Last month the MN T-Girls attended a play which told the story of Susan Kimberly, a transgender woman who served as deputy mayor of Saint Paul years ago.  Outside of the theater were these giant reproductions of newspaper articles from around the time the play was set.  The articles had quotes from people that Ms. Kimberly worked with before, during, and after her transition.

One of the quotes really stood out to me, for some reason.  Someone who Ms. Kimberly knew before she came out said something along the lines of how you think really know someone but it turns out that you don’t.

Of course, I am not sure of the context or what the person was feeling, but it felt as if the person who said was… kind of sad.  He could have been making a lighthearted observation or perhaps he was bitter, but it struck me as if he was hurt because he didn’t know something about his friend that was obviously very important to them.

Considering how active my life is en femme, I have come out to what I consider a remarkably few people in my life.  I have come out to roommates, girlfriends, friends, and a small number of family members.  With the exception of my brother, everyone I have come out to is a girl.
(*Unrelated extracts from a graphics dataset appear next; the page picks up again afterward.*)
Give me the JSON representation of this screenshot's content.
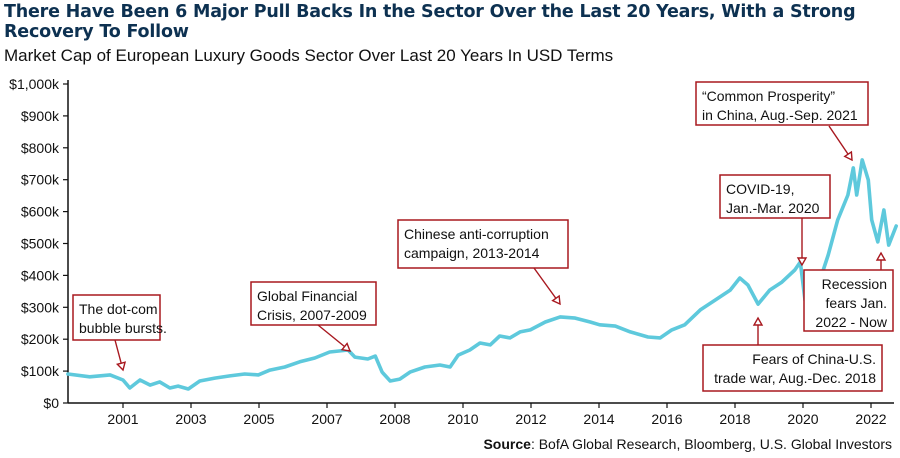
{
  "header": {
    "title": "There Have Been 6 Major Pull Backs In the Sector Over the Last 20 Years, With a Strong Recovery To Follow",
    "subtitle": "Market Cap of European Luxury Goods Sector Over Last 20 Years In USD Terms"
  },
  "footer": {
    "source_label": "Source",
    "source_text": ": BofA Global Research, Bloomberg, U.S. Global Investors"
  },
  "colors": {
    "line": "#5ec9dc",
    "annotation_border": "#a8181f",
    "title": "#0d3151"
  },
  "chart_data": {
    "type": "line",
    "title": "There Have Been 6 Major Pull Backs In the Sector Over the Last 20 Years, With a Strong Recovery To Follow",
    "subtitle": "Market Cap of European Luxury Goods Sector Over Last 20 Years In USD Terms",
    "xlabel": "",
    "ylabel": "",
    "x_tick_labels": [
      "2001",
      "2003",
      "2005",
      "2007",
      "2008",
      "2010",
      "2012",
      "2014",
      "2016",
      "2018",
      "2020",
      "2022"
    ],
    "x_note": "x values are tick-index positions (0 = first tick '2001', 11 = last tick '2022')",
    "xlim": [
      -0.81,
      11.4
    ],
    "y_ticks": [
      0,
      100,
      200,
      300,
      400,
      500,
      600,
      700,
      800,
      900,
      1000
    ],
    "y_tick_labels": [
      "$0",
      "$100k",
      "$200k",
      "$300k",
      "$400k",
      "$500k",
      "$600k",
      "$700k",
      "$800k",
      "$900k",
      "$1,000k"
    ],
    "ylim": [
      0,
      1000
    ],
    "grid": false,
    "legend": "none",
    "series": [
      {
        "name": "Market Cap (USD, thousands)",
        "points": [
          [
            -0.81,
            91
          ],
          [
            -0.49,
            82
          ],
          [
            -0.19,
            88
          ],
          [
            0,
            72
          ],
          [
            0.1,
            47
          ],
          [
            0.25,
            72
          ],
          [
            0.4,
            56
          ],
          [
            0.54,
            66
          ],
          [
            0.69,
            47
          ],
          [
            0.81,
            53
          ],
          [
            0.96,
            44
          ],
          [
            1.13,
            69
          ],
          [
            1.35,
            78
          ],
          [
            1.57,
            85
          ],
          [
            1.79,
            91
          ],
          [
            1.99,
            88
          ],
          [
            2.16,
            103
          ],
          [
            2.38,
            113
          ],
          [
            2.6,
            129
          ],
          [
            2.82,
            141
          ],
          [
            3.04,
            160
          ],
          [
            3.31,
            166
          ],
          [
            3.41,
            144
          ],
          [
            3.6,
            138
          ],
          [
            3.71,
            147
          ],
          [
            3.81,
            97
          ],
          [
            3.93,
            69
          ],
          [
            4.07,
            75
          ],
          [
            4.22,
            97
          ],
          [
            4.44,
            113
          ],
          [
            4.66,
            119
          ],
          [
            4.81,
            113
          ],
          [
            4.93,
            150
          ],
          [
            5.1,
            166
          ],
          [
            5.25,
            188
          ],
          [
            5.4,
            182
          ],
          [
            5.54,
            210
          ],
          [
            5.69,
            204
          ],
          [
            5.84,
            223
          ],
          [
            5.99,
            229
          ],
          [
            6.21,
            254
          ],
          [
            6.43,
            270
          ],
          [
            6.65,
            266
          ],
          [
            6.87,
            254
          ],
          [
            7.01,
            245
          ],
          [
            7.24,
            241
          ],
          [
            7.46,
            223
          ],
          [
            7.72,
            207
          ],
          [
            7.9,
            204
          ],
          [
            8.07,
            229
          ],
          [
            8.26,
            245
          ],
          [
            8.49,
            292
          ],
          [
            8.71,
            323
          ],
          [
            8.93,
            354
          ],
          [
            9.07,
            392
          ],
          [
            9.19,
            370
          ],
          [
            9.34,
            310
          ],
          [
            9.51,
            354
          ],
          [
            9.69,
            379
          ],
          [
            9.88,
            417
          ],
          [
            9.96,
            442
          ],
          [
            10.03,
            323
          ],
          [
            10.13,
            370
          ],
          [
            10.25,
            386
          ],
          [
            10.37,
            464
          ],
          [
            10.51,
            574
          ],
          [
            10.66,
            652
          ],
          [
            10.74,
            737
          ],
          [
            10.79,
            652
          ],
          [
            10.87,
            762
          ],
          [
            10.96,
            699
          ],
          [
            11.01,
            574
          ],
          [
            11.1,
            505
          ],
          [
            11.19,
            605
          ],
          [
            11.26,
            495
          ],
          [
            11.37,
            555
          ]
        ]
      }
    ],
    "annotations": [
      {
        "id": "dotcom",
        "lines": [
          "The dot-com",
          "bubble bursts."
        ],
        "align": "left",
        "target": [
          0,
          72
        ]
      },
      {
        "id": "gfc",
        "lines": [
          "Global Financial",
          "Crisis, 2007-2009"
        ],
        "align": "left",
        "target": [
          3.31,
          166
        ]
      },
      {
        "id": "china-anticorruption",
        "lines": [
          "Chinese anti-corruption",
          "campaign, 2013-2014"
        ],
        "align": "left",
        "target": [
          6.43,
          310
        ]
      },
      {
        "id": "trade-war",
        "lines": [
          "Fears of China-U.S.",
          "trade war, Aug.-Dec. 2018"
        ],
        "align": "right",
        "target": [
          9.34,
          290
        ]
      },
      {
        "id": "covid",
        "lines": [
          "COVID-19,",
          "Jan.-Mar. 2020"
        ],
        "align": "left",
        "target": [
          10.03,
          430
        ]
      },
      {
        "id": "common-prosperity",
        "lines": [
          "“Common Prosperity”",
          "in China, Aug.-Sep. 2021"
        ],
        "align": "left",
        "target": [
          10.79,
          760
        ]
      },
      {
        "id": "recession",
        "lines": [
          "Recession",
          "fears Jan.",
          "2022 - Now"
        ],
        "align": "right",
        "target": [
          11.2,
          470
        ]
      }
    ]
  }
}
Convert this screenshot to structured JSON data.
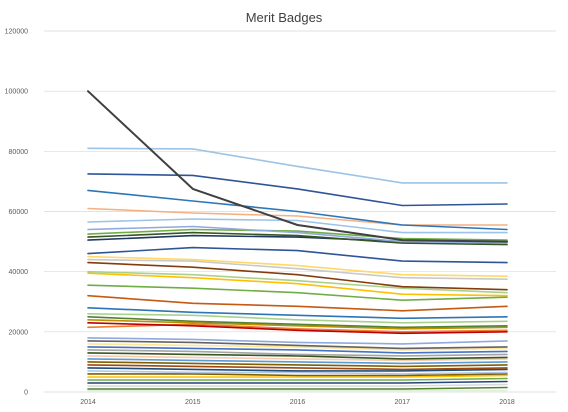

I don’t like gender stereotypes and I avoid generalizing people based on the gender they identify with or the gender that they present as, but I find women are easier to talk to.  When I came out to my girlfriend who later became my wife, she summed up who I am perfectly.  “You just like to feel beautiful”.  She could relate to wanting to be pretty.  Although this whole… thing is complicated and hard to explain and hard to understand, she could relate to how I wanted to look and how I wanted to feel.  She understood my frustration when my makeup wasn’t cooperating as well as the power and confidence that comes from a cute outfit.

From time to time I consider coming out to my two best male friends, but each time I decide against it.  I am never sure (but no one is ever sure how anyone will) react to this revelation.  It’s easy to talk to my sister about a new eyeliner, but I doubt my guy friends could understand why a little black dress and stilettos are THE best things in life.

Again, I don’t mean to generalize but… well, I guess I am doing it.

After seeing that quote, I started to think that although my gender identity and wardrobe is not something that they could relate to, who I am, who I REALLY am, might be something that they would want to know.  Not because they would understand or accept, but because they are my friends, and I am theirs.

Although they wear work boots and cleats and I wear pink high heels, if I put myself in their shoes, would I want to know something that is this personal, and important to them?  And I would.  I love my friends and it would hurt if there was something about them that was this significant that they felt they couldn’t share with me.

Coming out is never easy, and everyone reacts differently to this truth.  Often the reaction is influenced by the relationship.  Coming out to your sister is different than coming out to your roommate, for example.

What I am curious about is if you have come out to a guy, whether a brother or a close friend, how did it go?  Do you think coming out was different because they were a dude?